A crise brasileira se aprofunda
Texto originalmente publicado em Tiempo Argentino, em 06/01/2018 e reproduzido aqui com autorização do autor (tradução de nossa redação).
Por Eduardo Jorge Vior*, da Redação do Duplo Expresso
Jair Messias Bolsonaro gosta de ser reconhecido como “o Trump dos Trópicos”. Ele admira a figura e o desempenho de seu colega, mas sua política está mais para uma reminiscência da República Oligárquica (1889-1930) do que para o imperialismo plebeu de Trump.
Encerrado entre tecnocratas ultra-liberais, pastores evangélicos pró-Israel e militares conservadores, o presidente recém-ungido muda de posição todos os dias. Por exemplo, sobre a reforma previdenciária. Essa [posição com maior] moderação contrariaria a demanda por fundos de investimento, mas atenderia à opinião da maioria. No entanto, o presidente anunciou na mesma entrevista que analisa a eliminação da justiça do trabalho. Durante a entrevista, Bolsonaro também confirmou que vai privatizar aeroportos, portos e ferrovias e não descartou a possibilidade de discutir “no futuro” a instalação em território brasileiro de uma base militar estadunidense.
Desde que assumiu o cargo, o presidente também mudou sua posição sobre a fusão da Embraer com a Boeing, que ele promovia durante a campanha eleitoral. As objeções da Força Aérea parecem tê-lo convencido da necessidade de moderar essa dita associação.

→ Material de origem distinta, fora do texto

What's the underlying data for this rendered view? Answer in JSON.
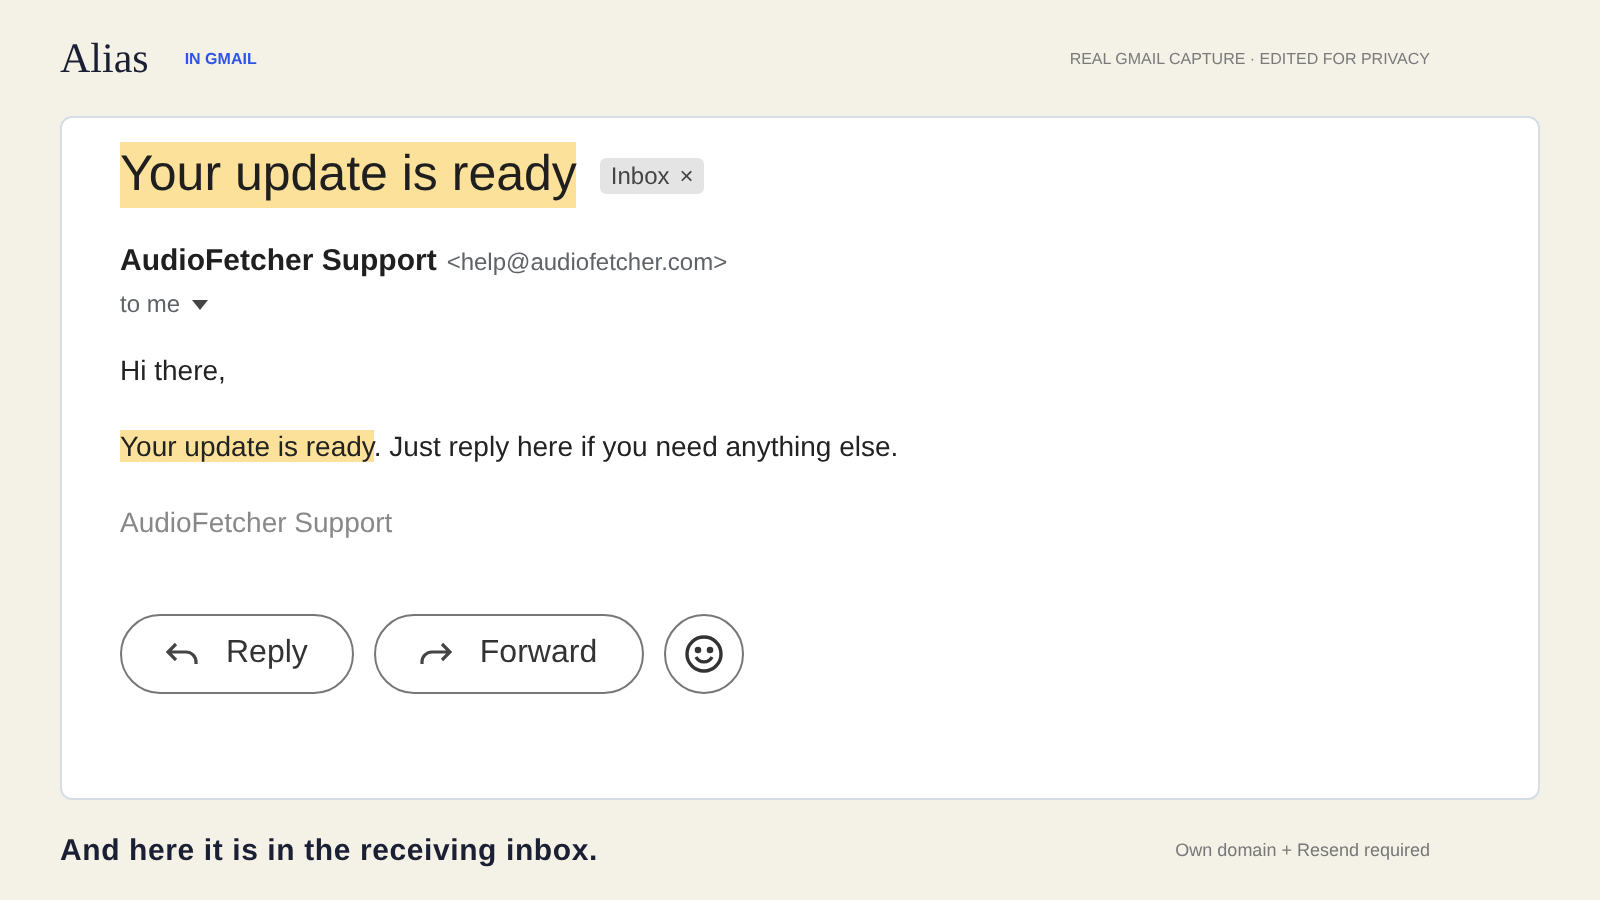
{
  "header": {
    "logo": "Alias",
    "tag": "IN GMAIL",
    "note": "REAL GMAIL CAPTURE · EDITED FOR PRIVACY"
  },
  "email": {
    "subject": "Your update is ready",
    "label": "Inbox",
    "label_close": "×",
    "sender": "AudioFetcher Support",
    "address": "<help@audiofetcher.com>",
    "recipient": "to me",
    "greeting": "Hi there,",
    "body": {
      "highlight": "Your update is ready",
      "rest": ". Just reply here if you need anything else."
    },
    "signature": "AudioFetcher Support",
    "actions": [
      {
        "kind": "reply",
        "label": "Reply"
      },
      {
        "kind": "forward",
        "label": "Forward"
      },
      {
        "kind": "emoji"
      }
    ]
  },
  "footer": {
    "caption": "And here it is in the receiving inbox.",
    "note": "Own domain + Resend required"
  }
}
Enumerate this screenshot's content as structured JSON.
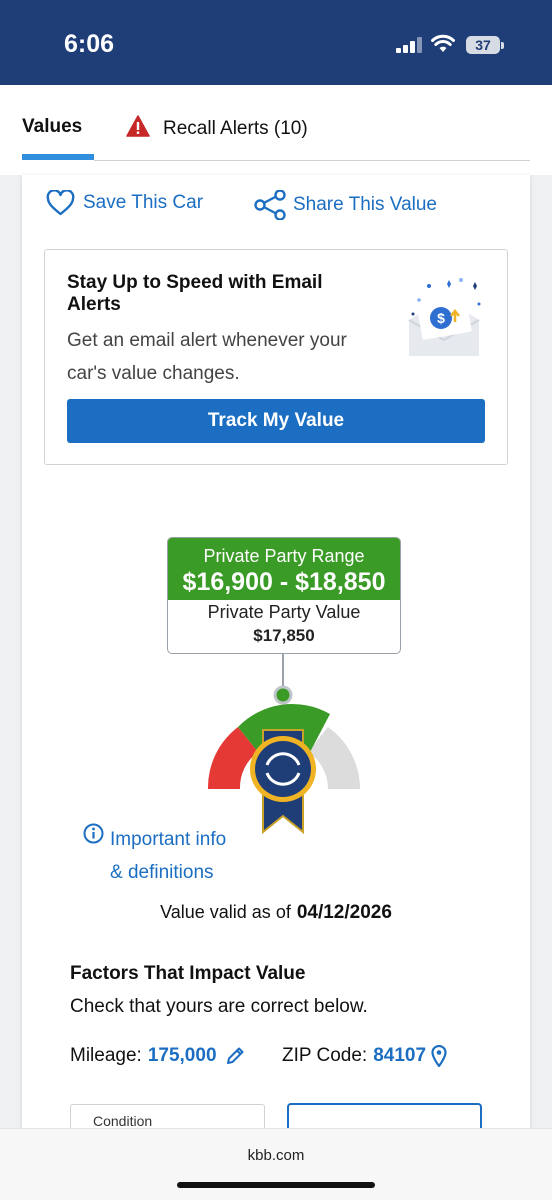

Distância similar entre a retórica eleitoral e a prática presidencial pôde ser observada na sexta-feira, na declaração do Grupo de Lima, que retirou de seu comunicado a ameaça de invasão da Venezuela. O documento aprovado por 13 dos 14 membros (o México se opôs) ignora a eleição de Nicolás Maduro como presidente e pede que ele não assuma este 10 de janeiro, mas omite referir-se à intervenção militar. É que o exército brasileiro respalda as pressões contra Caracas, mas se recusa a intervir ali.
O realismo também prevaleceu na suspensão da transferência da embaixada de Tel Aviv para Jerusalém. De fato, Benjamin Netanyahu participou da cerimônia de posse de Bolsonaro para simbolizar a parceria privilegiada com o novo governo, mas os países árabes compram 40% das exportações de carne bovina brasileira. Um negócio de cerca de 7,1 bilhões de dólares anuais que a ministra da Agricultura – Tereza Cristina (lobista dos grandes conglomerados agrícolas) – não estava disposta a perder… e ganhou.
Tampouco será tão fácil romper o Mercosul, como pretende o ministro Paulo Guedes. O ministro das Relações Exteriores – Eduardo Araújo – pretende voltar à diplomacia de 1900, quando o Brasil favoreceu a aliança com os Estados Unidos e Chile para isolar a Argentina, mas ao Brasil não será fácil impor suas fantasias hegemônicas de seus vizinhos sul-americanos.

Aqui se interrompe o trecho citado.